Mutations in the pncA and rpsA genes among 77 Mycobacterium tuberculosis isolates in Kazakhstan

• Published in: The international journal of tuberculosis and lung disease Vol. 19; no. 2; pp. 179 - 184
• Main Authors: Akhmetova, A., Kozhamkulov, U., Bismilda, V., Chingissova, L., Abildaev, T., Dymova, M., Filipenko, M., Ramanculov, E.
• Format: Journal Article
• Language: English
• Published: France International Union Against Tuberculosis and Lung Disease 01.02.2015
• Subjects: Adolescent; Adult; Aged; Amidohydrolases - genetics; Antitubercular Agents - pharmacology; Child; DNA, Bacterial - genetics; Drug Resistance, Bacterial - genetics; Female; Genotype; Humans; Kazakhstan; Male; Microbial Sensitivity Tests; Middle Aged; Minisatellite Repeats; Mutation; Mycobacterium Tuberculosis; Mycobacterium tuberculosis - drug effects; Mycobacterium tuberculosis - genetics; Mycobacterium tuberculosis - isolation & purification; Pyrazinamide; Pyrazinamide - pharmacology; Pza; Resistance; Ribosomal Proteins - genetics; Sequence Analysis, DNA - methods; Sequencing; Tuberculosis - drug therapy; Tuberculosis - microbiology; Young Adult; Kazakhstan
• ISSN: 1027-3719; 1815-7920
• DOI: 10.5588/ijtld.14.0305

SETTING: Pyrazinamide (PZA), an important first-line drug for anti-tuberculosis treatment, demonstrates potent activity against semi-dormant bacilli in acidic environments.

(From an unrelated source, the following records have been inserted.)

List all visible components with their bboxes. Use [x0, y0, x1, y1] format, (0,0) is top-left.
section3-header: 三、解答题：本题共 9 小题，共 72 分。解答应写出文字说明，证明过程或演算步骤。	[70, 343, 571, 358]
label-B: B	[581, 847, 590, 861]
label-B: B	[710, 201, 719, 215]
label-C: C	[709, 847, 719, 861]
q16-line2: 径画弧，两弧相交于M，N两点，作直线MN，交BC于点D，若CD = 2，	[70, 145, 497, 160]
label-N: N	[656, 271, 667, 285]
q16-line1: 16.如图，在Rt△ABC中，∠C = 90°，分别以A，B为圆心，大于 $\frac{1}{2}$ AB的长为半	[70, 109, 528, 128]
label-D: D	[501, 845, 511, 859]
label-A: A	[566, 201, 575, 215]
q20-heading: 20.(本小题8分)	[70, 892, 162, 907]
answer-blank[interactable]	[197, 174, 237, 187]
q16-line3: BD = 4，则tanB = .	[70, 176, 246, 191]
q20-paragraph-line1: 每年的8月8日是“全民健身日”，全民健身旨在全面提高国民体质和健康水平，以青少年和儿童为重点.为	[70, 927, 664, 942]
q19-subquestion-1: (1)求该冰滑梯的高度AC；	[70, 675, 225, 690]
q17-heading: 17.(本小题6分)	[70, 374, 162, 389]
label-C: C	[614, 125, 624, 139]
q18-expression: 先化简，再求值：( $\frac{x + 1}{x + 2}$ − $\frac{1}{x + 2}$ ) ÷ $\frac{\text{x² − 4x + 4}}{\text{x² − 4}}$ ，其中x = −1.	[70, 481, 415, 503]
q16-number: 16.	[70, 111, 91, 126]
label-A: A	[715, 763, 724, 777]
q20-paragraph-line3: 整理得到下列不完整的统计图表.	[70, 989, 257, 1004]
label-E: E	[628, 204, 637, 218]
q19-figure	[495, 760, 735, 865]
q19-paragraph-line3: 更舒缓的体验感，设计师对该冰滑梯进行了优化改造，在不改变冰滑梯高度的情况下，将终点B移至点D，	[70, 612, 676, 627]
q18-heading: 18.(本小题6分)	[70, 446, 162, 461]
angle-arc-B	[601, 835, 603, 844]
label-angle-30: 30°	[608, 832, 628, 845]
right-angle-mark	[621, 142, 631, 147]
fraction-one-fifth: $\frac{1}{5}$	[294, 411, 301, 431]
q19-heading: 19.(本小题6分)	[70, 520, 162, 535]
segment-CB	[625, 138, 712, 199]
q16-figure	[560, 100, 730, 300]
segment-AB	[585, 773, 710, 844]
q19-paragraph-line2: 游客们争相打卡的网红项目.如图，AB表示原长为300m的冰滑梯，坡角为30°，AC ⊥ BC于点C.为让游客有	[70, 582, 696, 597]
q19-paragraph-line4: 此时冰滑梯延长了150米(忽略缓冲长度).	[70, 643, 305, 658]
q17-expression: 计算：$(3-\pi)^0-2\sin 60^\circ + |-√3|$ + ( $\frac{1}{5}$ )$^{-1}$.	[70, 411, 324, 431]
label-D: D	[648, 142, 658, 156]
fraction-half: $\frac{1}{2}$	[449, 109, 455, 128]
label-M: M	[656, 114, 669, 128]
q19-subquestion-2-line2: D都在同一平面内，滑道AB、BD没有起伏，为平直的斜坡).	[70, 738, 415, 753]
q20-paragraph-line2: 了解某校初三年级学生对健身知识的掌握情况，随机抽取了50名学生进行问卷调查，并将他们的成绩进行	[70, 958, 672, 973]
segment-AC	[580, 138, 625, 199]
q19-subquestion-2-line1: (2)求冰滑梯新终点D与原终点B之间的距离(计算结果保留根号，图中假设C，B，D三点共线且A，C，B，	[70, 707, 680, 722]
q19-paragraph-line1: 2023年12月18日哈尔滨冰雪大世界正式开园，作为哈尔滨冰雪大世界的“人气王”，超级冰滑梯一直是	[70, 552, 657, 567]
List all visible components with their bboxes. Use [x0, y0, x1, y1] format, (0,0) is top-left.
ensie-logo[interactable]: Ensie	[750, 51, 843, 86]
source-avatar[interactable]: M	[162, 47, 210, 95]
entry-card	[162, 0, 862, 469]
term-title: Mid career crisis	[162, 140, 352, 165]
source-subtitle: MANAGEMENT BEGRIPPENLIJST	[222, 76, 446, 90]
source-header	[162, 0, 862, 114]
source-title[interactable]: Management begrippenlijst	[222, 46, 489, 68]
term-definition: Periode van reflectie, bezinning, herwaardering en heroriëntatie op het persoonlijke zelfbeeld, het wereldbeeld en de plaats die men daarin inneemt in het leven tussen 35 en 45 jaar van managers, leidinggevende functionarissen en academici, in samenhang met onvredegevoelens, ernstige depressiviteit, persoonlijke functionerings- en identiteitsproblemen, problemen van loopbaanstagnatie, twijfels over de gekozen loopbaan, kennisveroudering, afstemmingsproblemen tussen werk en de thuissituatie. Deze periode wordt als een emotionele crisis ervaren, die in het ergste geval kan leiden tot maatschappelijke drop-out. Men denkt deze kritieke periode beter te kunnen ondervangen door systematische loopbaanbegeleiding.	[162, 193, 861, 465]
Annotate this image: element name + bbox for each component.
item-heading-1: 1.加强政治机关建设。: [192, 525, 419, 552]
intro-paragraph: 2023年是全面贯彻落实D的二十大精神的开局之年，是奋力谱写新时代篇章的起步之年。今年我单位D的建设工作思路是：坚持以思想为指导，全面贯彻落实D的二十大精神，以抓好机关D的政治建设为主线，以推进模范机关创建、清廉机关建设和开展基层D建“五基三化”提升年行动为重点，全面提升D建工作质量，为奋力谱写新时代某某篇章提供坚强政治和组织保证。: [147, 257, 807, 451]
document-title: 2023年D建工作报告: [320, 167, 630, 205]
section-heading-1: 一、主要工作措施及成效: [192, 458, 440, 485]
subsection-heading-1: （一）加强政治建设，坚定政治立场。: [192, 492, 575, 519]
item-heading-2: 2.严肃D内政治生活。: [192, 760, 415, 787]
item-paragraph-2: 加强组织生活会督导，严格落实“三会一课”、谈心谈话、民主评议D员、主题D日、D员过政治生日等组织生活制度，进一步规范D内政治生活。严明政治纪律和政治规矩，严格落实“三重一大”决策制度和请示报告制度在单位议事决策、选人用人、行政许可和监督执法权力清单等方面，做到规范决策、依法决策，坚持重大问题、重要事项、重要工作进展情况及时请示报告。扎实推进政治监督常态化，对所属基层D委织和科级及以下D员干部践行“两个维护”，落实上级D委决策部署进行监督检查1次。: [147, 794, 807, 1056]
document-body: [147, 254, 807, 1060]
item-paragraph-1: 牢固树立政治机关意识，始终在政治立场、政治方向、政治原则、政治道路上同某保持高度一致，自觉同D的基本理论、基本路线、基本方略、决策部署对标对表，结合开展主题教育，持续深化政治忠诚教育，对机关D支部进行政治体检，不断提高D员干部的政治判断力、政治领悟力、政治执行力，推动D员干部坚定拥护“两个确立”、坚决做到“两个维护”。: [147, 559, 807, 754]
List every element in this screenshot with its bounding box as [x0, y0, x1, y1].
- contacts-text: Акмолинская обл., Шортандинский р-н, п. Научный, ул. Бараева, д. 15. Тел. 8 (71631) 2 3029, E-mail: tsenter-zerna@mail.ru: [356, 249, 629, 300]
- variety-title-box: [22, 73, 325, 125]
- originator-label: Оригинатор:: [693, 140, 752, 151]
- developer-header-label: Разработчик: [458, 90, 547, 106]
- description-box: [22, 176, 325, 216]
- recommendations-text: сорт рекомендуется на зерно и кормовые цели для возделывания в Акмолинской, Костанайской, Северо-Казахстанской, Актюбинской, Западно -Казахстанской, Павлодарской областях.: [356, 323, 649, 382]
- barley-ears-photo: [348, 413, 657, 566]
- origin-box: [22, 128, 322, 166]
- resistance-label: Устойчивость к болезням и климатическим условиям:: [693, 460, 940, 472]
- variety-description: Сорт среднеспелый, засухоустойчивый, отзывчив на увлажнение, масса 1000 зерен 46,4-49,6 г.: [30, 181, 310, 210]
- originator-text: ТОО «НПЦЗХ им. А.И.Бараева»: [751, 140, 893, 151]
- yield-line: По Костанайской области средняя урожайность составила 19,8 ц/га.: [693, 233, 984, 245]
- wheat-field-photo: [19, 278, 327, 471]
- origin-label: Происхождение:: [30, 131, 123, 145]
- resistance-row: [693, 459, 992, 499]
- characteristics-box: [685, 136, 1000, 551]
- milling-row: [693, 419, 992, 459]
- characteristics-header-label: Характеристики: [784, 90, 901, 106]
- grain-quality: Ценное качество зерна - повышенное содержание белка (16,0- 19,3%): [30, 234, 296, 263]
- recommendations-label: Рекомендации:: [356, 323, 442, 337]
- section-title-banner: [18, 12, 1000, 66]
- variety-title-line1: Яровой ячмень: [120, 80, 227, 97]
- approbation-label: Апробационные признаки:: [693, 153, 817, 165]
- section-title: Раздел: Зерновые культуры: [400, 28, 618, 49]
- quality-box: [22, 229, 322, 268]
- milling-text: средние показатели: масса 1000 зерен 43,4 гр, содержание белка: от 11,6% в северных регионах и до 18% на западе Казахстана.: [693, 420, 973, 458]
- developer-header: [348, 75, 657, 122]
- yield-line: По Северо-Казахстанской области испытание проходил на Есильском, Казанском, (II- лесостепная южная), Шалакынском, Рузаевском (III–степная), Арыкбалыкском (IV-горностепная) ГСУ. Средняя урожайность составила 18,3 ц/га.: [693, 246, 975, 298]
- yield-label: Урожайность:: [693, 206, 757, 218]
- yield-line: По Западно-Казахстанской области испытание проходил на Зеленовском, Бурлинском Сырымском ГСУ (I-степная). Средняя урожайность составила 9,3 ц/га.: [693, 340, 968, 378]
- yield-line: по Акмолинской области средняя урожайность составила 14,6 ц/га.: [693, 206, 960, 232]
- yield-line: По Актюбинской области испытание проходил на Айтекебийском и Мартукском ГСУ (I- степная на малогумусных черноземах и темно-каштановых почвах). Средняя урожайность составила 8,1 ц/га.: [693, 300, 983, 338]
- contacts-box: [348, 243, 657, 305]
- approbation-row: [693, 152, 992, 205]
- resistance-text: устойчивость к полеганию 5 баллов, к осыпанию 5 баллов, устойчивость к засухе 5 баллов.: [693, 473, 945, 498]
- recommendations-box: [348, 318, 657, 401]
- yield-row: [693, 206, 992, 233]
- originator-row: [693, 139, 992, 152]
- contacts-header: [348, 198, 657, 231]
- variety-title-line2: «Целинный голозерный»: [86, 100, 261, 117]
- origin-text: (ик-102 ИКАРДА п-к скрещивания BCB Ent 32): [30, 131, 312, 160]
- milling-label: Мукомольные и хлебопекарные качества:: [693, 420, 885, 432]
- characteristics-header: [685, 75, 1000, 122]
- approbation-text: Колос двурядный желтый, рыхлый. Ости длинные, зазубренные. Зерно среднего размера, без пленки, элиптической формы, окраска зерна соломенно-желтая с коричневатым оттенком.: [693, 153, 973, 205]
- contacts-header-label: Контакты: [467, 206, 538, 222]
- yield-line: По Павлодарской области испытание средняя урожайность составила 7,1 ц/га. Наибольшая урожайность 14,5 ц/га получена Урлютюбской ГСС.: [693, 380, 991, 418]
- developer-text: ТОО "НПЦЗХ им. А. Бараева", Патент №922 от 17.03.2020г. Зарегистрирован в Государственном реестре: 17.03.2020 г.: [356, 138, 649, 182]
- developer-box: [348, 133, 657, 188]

However, the diagnosis of PZA resistance is often impeded by technical difficulties.OBJECTIVE: To characterise mutations in the pncA and rpsA genes among PZA-resistant and PZA-susceptible clinical Mycobacterium tuberculosis isolates circulating in Kazakhstan. The potential use of genotyping to identify PZA resistance was also investigated.DESIGN: PZA drug susceptibility testing and pncA and rpsA gene sequencing were performed on 77 clinical M. tuberculosis isolates; mycobacterial interspersed repetitive unit-variable number tandem repeat (MIRU-VNTR) typing was performed on 74 clinical M. tuberculosis isolates.RESULTS: Of the 77 clinical M. tuberculosis isolates, 41 (53.2%) were phenotypically resistant to PZA, whereas 36 (46.7%) were susceptible; 48 (62.3%) of these isolates were also multidrug-resistant (MDR). Furthermore, 38 (49.3%) clinical isolates showed mutations in the pncA gene and its flanking region; the majority of these isolates (n = 36, 94.7%) were also MDR. Gene sequencing showed that only synonymous substitutions affecting rpsA occurred. MIRU-VNTR typing revealed that 78.4% of isolates were of the Beijing genotype.CONCLUSIONS: Sequencing revealed that mutations in pncA, but not in rpsA, occurred in PZA-resistant M. tuberculosis isolates circulating in the territory of Kazakhstan.